Speaking of which, that expertly crafted world unfortunately does not ring with the most scintillating repartee, nor tease the brain all that enticingly. Characters mostly skew toward the flat or archetypal (I kept expecting Nelson to grate "stay awhile, and listen") and puzzles toward non-sequiturs. Usually you're giving random objects to random NPCs who spontaneously provide you with your next MacGyver utensil. (Thanks for the massively life-saving gift, here's this random bit of string I found in my pocket. Riiiiight.) (Or the gossips.) The more complex can be outright obtuse, like the calligraphy nonsense at the start, or the much later requirement to backtrack a screen to grab a fallen object you didn't even know existed. In fact, for all the authors' talent in shaping a fantastic yet believable society, they frustratingly, repeatedy fail in conveying hints and cues to the audience or building emotional impact within scenes. (Boy, ain't that the way with SciFi writers?)

Luckily the music and decor picks up some of the slack. I am hardly immune to melancholic piano/guitar twanging, and some of the tracks recall STALKER's famous fireside interludes. There are a couple of weird, random digressions, like a vision quest or a back-of-taxi childbirth which looks like some aborted female empowerment morality play, and we spend a couple of repetitive exchanges praising a female leader, but overall Shardlight is less "wokey" than even Technobabylon, which itself was not too horrible in the context of our past decades' insanity. And while it's a bit blandly conveyed, the basic plot is in fact quite interesting.
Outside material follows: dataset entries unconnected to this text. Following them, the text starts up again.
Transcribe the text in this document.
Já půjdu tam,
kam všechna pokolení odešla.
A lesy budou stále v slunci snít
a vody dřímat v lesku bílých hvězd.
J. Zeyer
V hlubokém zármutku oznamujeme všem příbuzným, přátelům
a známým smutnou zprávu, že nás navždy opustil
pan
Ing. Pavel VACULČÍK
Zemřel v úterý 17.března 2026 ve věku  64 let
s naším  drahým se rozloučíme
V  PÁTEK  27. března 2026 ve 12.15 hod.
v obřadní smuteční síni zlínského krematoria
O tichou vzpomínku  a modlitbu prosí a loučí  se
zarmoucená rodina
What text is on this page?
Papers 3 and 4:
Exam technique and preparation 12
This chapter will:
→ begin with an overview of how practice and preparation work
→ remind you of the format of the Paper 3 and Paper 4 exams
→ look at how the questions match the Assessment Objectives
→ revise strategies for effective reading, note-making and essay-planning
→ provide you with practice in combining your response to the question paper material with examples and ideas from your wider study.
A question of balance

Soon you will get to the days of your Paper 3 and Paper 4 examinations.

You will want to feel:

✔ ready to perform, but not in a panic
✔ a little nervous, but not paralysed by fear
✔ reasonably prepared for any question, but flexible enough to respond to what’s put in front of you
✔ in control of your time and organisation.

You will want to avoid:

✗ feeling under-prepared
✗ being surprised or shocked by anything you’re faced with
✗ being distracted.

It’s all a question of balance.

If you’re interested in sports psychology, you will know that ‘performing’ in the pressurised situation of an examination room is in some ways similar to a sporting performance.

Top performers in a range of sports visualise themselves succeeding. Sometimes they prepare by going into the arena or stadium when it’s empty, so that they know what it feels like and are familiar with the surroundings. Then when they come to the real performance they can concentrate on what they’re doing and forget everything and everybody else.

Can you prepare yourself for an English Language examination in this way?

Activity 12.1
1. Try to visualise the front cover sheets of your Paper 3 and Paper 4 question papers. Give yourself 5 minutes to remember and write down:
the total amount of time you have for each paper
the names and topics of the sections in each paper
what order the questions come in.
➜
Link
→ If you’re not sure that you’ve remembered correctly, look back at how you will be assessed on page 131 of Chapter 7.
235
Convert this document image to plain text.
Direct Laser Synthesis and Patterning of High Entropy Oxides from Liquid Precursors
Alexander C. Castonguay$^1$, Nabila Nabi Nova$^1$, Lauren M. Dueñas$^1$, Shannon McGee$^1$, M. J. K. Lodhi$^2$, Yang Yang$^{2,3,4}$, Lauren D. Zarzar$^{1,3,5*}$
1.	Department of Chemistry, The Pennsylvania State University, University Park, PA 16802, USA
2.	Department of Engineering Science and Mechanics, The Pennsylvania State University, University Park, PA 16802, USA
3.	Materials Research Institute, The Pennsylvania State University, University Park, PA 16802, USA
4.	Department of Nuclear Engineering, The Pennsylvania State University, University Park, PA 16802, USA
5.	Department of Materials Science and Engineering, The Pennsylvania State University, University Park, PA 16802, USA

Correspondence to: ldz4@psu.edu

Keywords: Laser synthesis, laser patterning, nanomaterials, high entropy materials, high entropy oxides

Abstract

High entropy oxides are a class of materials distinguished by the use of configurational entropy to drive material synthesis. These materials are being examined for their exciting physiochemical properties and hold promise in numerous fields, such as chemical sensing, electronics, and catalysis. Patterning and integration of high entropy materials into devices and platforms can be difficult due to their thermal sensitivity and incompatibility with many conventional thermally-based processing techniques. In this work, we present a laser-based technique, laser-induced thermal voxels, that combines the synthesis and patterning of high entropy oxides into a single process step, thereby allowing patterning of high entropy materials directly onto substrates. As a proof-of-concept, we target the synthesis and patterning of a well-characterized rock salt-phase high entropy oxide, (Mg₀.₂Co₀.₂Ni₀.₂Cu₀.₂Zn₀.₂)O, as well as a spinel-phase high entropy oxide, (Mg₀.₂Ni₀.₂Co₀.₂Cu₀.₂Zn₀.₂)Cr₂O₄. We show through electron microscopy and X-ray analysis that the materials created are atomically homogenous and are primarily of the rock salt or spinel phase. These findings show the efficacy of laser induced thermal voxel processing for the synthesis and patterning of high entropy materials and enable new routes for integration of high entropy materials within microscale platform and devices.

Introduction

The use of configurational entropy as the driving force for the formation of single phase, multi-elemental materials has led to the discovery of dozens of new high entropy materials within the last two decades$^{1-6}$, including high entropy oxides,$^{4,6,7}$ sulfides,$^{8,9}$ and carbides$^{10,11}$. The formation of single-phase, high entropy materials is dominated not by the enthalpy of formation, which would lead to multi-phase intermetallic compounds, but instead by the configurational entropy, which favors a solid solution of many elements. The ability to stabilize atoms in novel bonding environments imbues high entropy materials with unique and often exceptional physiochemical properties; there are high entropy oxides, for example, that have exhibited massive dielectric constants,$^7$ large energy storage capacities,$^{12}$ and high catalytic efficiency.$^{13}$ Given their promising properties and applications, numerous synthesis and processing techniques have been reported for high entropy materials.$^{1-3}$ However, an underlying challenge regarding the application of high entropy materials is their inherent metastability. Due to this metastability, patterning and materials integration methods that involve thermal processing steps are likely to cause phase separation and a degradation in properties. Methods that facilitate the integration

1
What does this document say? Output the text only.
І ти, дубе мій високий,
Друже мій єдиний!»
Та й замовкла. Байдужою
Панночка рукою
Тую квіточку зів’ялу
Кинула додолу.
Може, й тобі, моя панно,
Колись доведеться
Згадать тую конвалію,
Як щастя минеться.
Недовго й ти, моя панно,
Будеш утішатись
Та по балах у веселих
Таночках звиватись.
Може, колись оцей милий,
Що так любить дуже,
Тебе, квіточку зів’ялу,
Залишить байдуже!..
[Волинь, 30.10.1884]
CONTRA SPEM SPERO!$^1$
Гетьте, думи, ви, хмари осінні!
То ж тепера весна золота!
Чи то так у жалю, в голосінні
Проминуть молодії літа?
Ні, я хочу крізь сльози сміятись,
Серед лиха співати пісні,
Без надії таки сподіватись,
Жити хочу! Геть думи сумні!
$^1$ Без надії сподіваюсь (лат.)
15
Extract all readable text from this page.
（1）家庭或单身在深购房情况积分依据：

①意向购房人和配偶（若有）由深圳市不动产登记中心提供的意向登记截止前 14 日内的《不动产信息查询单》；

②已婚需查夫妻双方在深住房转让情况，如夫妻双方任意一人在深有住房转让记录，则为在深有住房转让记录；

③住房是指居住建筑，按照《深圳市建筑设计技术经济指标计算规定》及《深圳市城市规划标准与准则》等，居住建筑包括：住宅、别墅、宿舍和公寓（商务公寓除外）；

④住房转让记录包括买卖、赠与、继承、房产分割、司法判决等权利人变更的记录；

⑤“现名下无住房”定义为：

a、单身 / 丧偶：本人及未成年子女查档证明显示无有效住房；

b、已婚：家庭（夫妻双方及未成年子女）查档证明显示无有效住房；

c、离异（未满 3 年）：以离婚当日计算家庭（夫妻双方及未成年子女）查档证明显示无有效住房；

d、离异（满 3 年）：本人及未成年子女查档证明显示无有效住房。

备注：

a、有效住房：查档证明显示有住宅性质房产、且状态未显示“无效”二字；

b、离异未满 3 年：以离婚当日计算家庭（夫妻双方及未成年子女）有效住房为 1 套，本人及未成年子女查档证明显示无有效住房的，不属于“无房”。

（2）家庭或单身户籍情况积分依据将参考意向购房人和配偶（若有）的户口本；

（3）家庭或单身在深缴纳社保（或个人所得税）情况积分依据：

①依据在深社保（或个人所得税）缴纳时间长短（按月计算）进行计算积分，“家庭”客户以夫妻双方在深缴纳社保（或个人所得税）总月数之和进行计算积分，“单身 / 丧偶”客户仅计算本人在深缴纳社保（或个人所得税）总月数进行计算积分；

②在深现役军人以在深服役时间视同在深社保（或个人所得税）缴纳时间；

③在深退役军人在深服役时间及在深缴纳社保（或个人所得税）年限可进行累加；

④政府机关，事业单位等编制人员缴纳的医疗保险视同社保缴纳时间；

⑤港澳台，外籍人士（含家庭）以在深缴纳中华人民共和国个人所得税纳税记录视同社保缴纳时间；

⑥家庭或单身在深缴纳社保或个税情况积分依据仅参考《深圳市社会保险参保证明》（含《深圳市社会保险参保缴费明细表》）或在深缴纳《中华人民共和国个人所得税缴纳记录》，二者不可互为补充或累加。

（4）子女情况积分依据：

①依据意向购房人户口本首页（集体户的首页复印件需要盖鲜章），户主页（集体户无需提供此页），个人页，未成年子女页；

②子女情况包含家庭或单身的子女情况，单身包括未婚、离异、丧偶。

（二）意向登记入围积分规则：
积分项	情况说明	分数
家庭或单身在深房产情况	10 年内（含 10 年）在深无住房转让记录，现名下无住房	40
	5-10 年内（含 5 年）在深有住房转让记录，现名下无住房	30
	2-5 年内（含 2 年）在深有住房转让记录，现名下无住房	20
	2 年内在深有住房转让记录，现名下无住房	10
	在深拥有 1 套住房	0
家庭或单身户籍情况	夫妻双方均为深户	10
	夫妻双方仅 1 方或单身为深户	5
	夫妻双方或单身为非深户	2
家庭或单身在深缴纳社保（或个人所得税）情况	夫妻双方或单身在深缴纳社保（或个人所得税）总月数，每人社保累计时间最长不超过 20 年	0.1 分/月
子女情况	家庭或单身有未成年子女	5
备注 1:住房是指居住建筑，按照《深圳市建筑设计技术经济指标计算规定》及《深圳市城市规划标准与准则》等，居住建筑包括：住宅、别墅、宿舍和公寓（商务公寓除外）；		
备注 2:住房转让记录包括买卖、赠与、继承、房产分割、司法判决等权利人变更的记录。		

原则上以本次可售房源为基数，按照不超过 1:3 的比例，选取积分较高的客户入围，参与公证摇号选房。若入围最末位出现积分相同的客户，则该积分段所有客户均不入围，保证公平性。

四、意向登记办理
The uniforms are enough of a hint that revolutionaries aren't necessarily the absolute good, and the plot consciously doubles back against the usual fall into mystical nonsense by reinstating sanity after the (still gratuitous) vision quest.
 
For a cherry on top, the ending resulting from my Chaotic Neutral disdain for both sides of a revolution is designated Free Will.
 
Well, now I suppose since it shares most of the same voices, I may as well go for the full stereophonic experience of hitting Lamplight City soon.